Если цель обеда - питание тела, то тот, кто съест вдруг два обеда, достигнет, может быть, большего удовольствия, но не достигнет цели, ибо оба обеда не переварятся желудком.
Если цель брака есть семья, то тот, кто захочет иметь много жен и мужей, может быть, получит много удовольствия, но ни в каком случае не будет иметь семьи.
Весь вопрос, ежели цель обеда есть питание, а цель брака - семья, разрешается только тем, чтобы не есть больше того, что может переварить желудок, и не иметь больше жен и мужей, чем столько, сколько нужно для семьи, то есть одной и одного. Наташе нужен был муж. Муж был дан ей. И муж дал ей семью. И в другом, лучшем муже она не только не видела надобности, но, так как все силы душевные ее были устремлены на то, чтобы служить этому мужу и семье, она и не могла себе представить и не видела никакого интереса в представлении о том, что бы было, если б было другое.

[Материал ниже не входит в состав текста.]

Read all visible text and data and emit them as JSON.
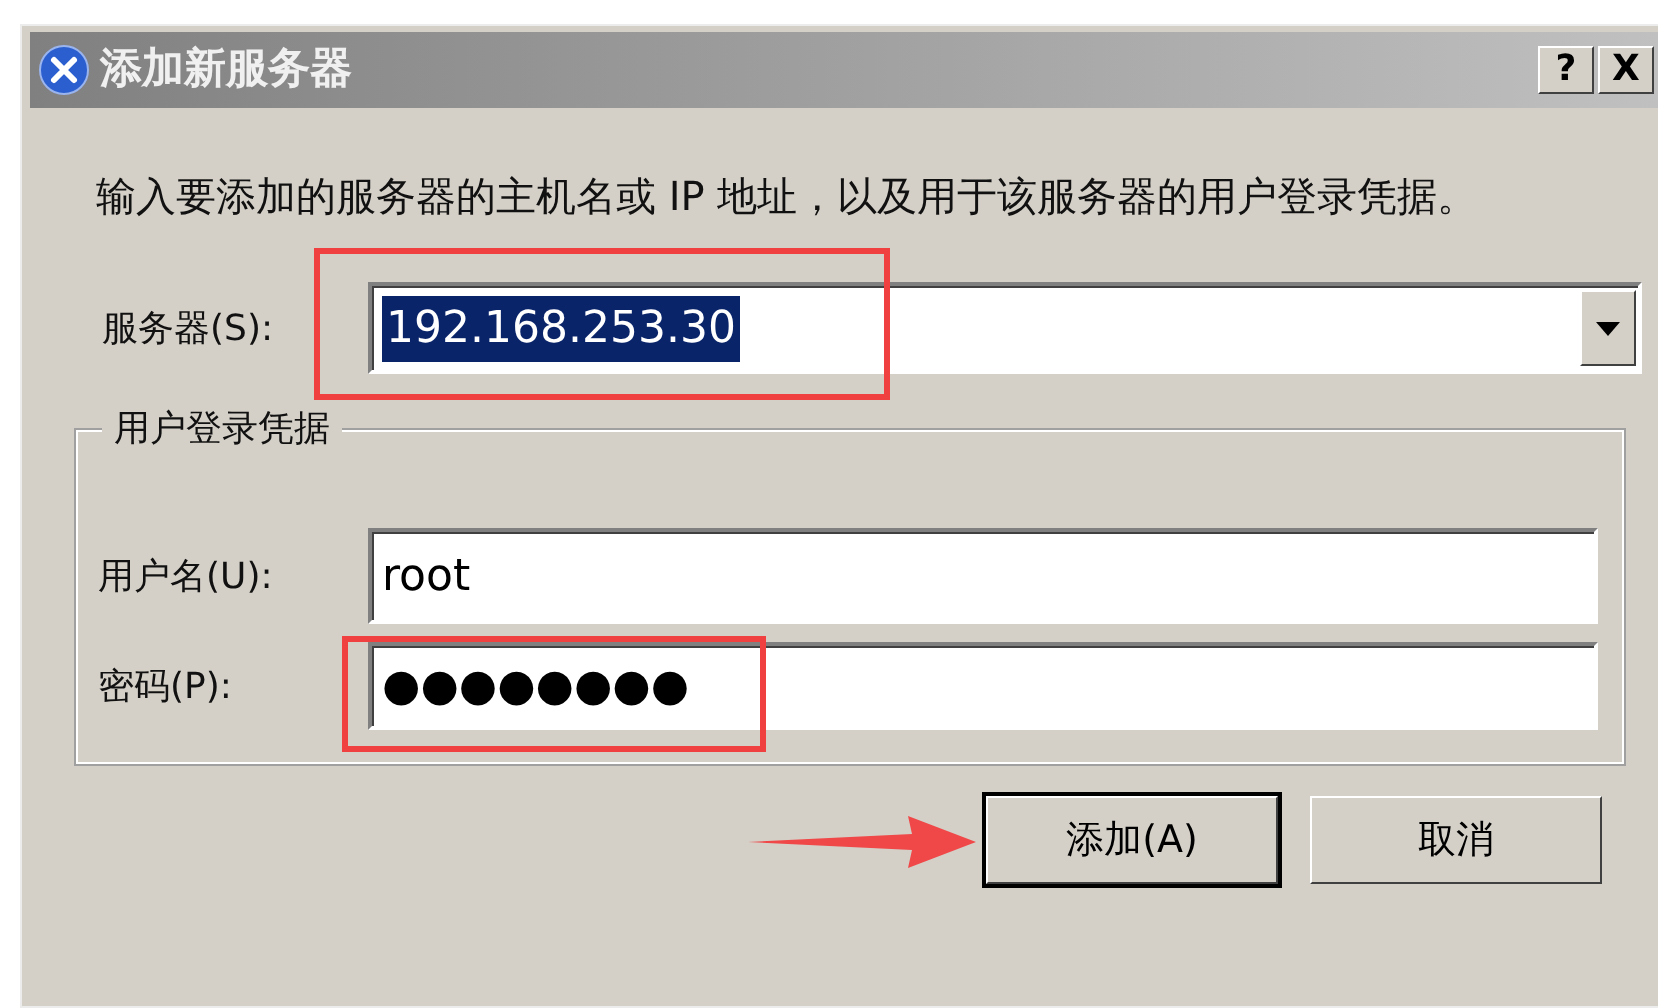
{
  "window": {
    "title": "添加新服务器",
    "title_buttons": [
      "?",
      "X"
    ]
  },
  "description": "输入要添加的服务器的主机名或 IP 地址，以及用于该服务器的用户登录凭据。",
  "server": {
    "label": "服务器(S):",
    "value": "192.168.253.30",
    "selected": true,
    "kind": "combo"
  },
  "credentials": {
    "title": "用户登录凭据",
    "fields": [
      {
        "label": "用户名(U):",
        "value": "root"
      },
      {
        "label": "密码(P):",
        "value": "●●●●●●●●"
      }
    ]
  },
  "buttons": [
    {
      "label": "添加(A)",
      "default": true
    },
    {
      "label": "取消",
      "default": false
    }
  ],
  "annotations": [
    {
      "kind": "box"
    },
    {
      "kind": "box"
    },
    {
      "kind": "arrow"
    }
  ]
}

Наташа не любила общества вообще, но она тем более дорожила обществом родных - графини Марьи, брата, матери и Сони. Она дорожила обществом тех людей, к которым она, растрепанная, в халате, могла выйти большими шагами из детской с радостным лицом и показать пеленку с желтым вместо зеленого пятна, и выслушать утешения о том, что теперь ребенку гораздо лучше.

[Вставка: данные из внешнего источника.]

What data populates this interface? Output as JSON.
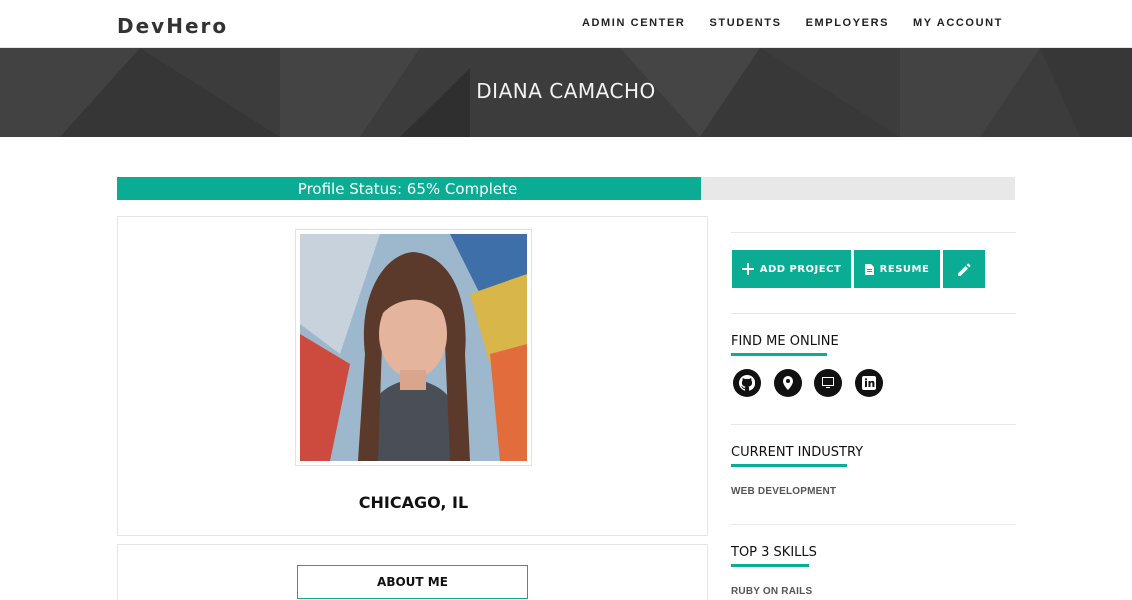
{
  "brand": "DevHero",
  "nav": [
    "ADMIN CENTER",
    "STUDENTS",
    "EMPLOYERS",
    "MY ACCOUNT"
  ],
  "banner": {
    "title": "DIANA CAMACHO"
  },
  "profile_status": {
    "label": "Profile Status:  65% Complete",
    "percent": 65
  },
  "profile": {
    "location": "CHICAGO, IL",
    "about_button": "ABOUT ME"
  },
  "actions": {
    "add_project": "ADD PROJECT",
    "resume": "RESUME"
  },
  "find_me": {
    "title": "FIND ME ONLINE",
    "links": [
      "github-icon",
      "location-pin-icon",
      "monitor-icon",
      "linkedin-icon"
    ]
  },
  "industry": {
    "title": "CURRENT INDUSTRY",
    "value": "WEB DEVELOPMENT"
  },
  "skills": {
    "title": "TOP 3 SKILLS",
    "items": [
      "RUBY ON RAILS"
    ]
  },
  "colors": {
    "accent": "#0aac94",
    "banner": "#3c3c3c",
    "progress_track": "#e8e8e8"
  }
}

Наташа до такой степени опустилась, что ее костюмы, ее прическа, ее невпопад сказанные слова, ее ревность - она ревновала к Соне, к гувернантке, ко всякой красивой и некрасивой женщине - были обычным предметом шуток всех ее близких. Общее мнение было то, что Пьер был под башмаком своей жены, и действительно это было так. С самых первых дней их супружества Наташа заявила свои требования. Пьер удивился очень этому совершенно новому для него воззрению жены, состоящему в том, что каждая минута его жизни принадлежит ей и семье; Пьер удивился требованиям своей жены, но был польщен ими и подчинился им.

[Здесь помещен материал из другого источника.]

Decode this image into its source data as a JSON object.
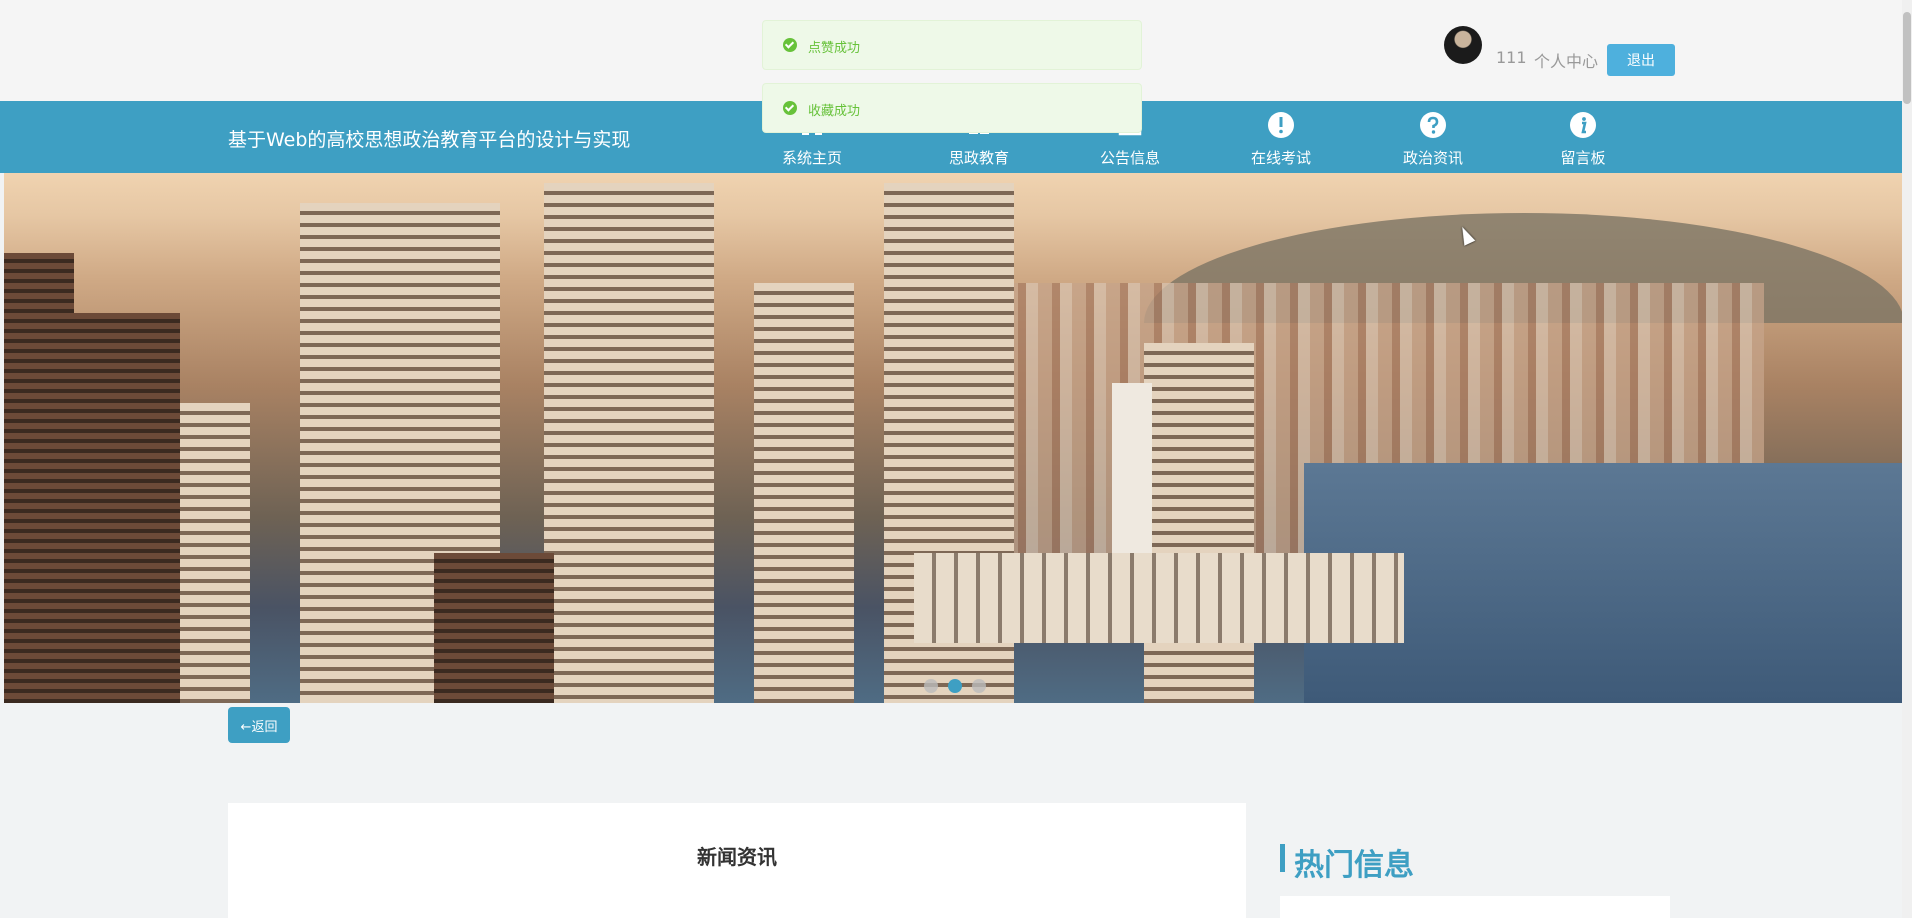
{
  "user": {
    "name": "111",
    "center_label": "个人中心",
    "logout_label": "退出"
  },
  "site": {
    "title": "基于Web的高校思想政治教育平台的设计与实现"
  },
  "nav": {
    "items": [
      {
        "label": "系统主页",
        "icon": "home-icon"
      },
      {
        "label": "思政教育",
        "icon": "book-icon"
      },
      {
        "label": "公告信息",
        "icon": "notice-icon"
      },
      {
        "label": "在线考试",
        "icon": "exclamation-icon"
      },
      {
        "label": "政治资讯",
        "icon": "question-icon"
      },
      {
        "label": "留言板",
        "icon": "info-icon"
      }
    ]
  },
  "toasts": [
    {
      "text": "点赞成功"
    },
    {
      "text": "收藏成功"
    }
  ],
  "banner": {
    "slides": 3,
    "active_index": 1
  },
  "back_label": "←返回",
  "content": {
    "title": "新闻资讯"
  },
  "sidebar": {
    "title": "热门信息"
  },
  "colors": {
    "primary": "#3e9fc3",
    "logout": "#4eb0dd",
    "success": "#67c23a"
  }
}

Подвластность Пьера заключалась в том, что он не смел не только ухаживать, но не смел с улыбкой говорить с другой женщиной, не смел ездить в клубы на обеды так, для того чтобы провести время, не смел расходовать деньги для прихоти, не смел уезжать на долгие сроки, исключая как по делам, в число которых жена включала и его занятия науками, в которых она ничего не понимала, но которым она приписывала большую важность. Взамен этого Пьер имел полное право у себя в доме располагать не только самим собой, как он хотел, но и всей семьею. Наташа у себя в доме ставила себя на ногу рабы мужа; и весь дом ходил на цыпочках, когда Пьер занимался - читал или писал в своем кабинете. Стоило Пьеру показать какое-нибудь пристрастие, чтобы то, что он любил, постоянно исполнялось. Стоило ему выразить желание, чтобы Наташа вскакивала и бежала исполнять его.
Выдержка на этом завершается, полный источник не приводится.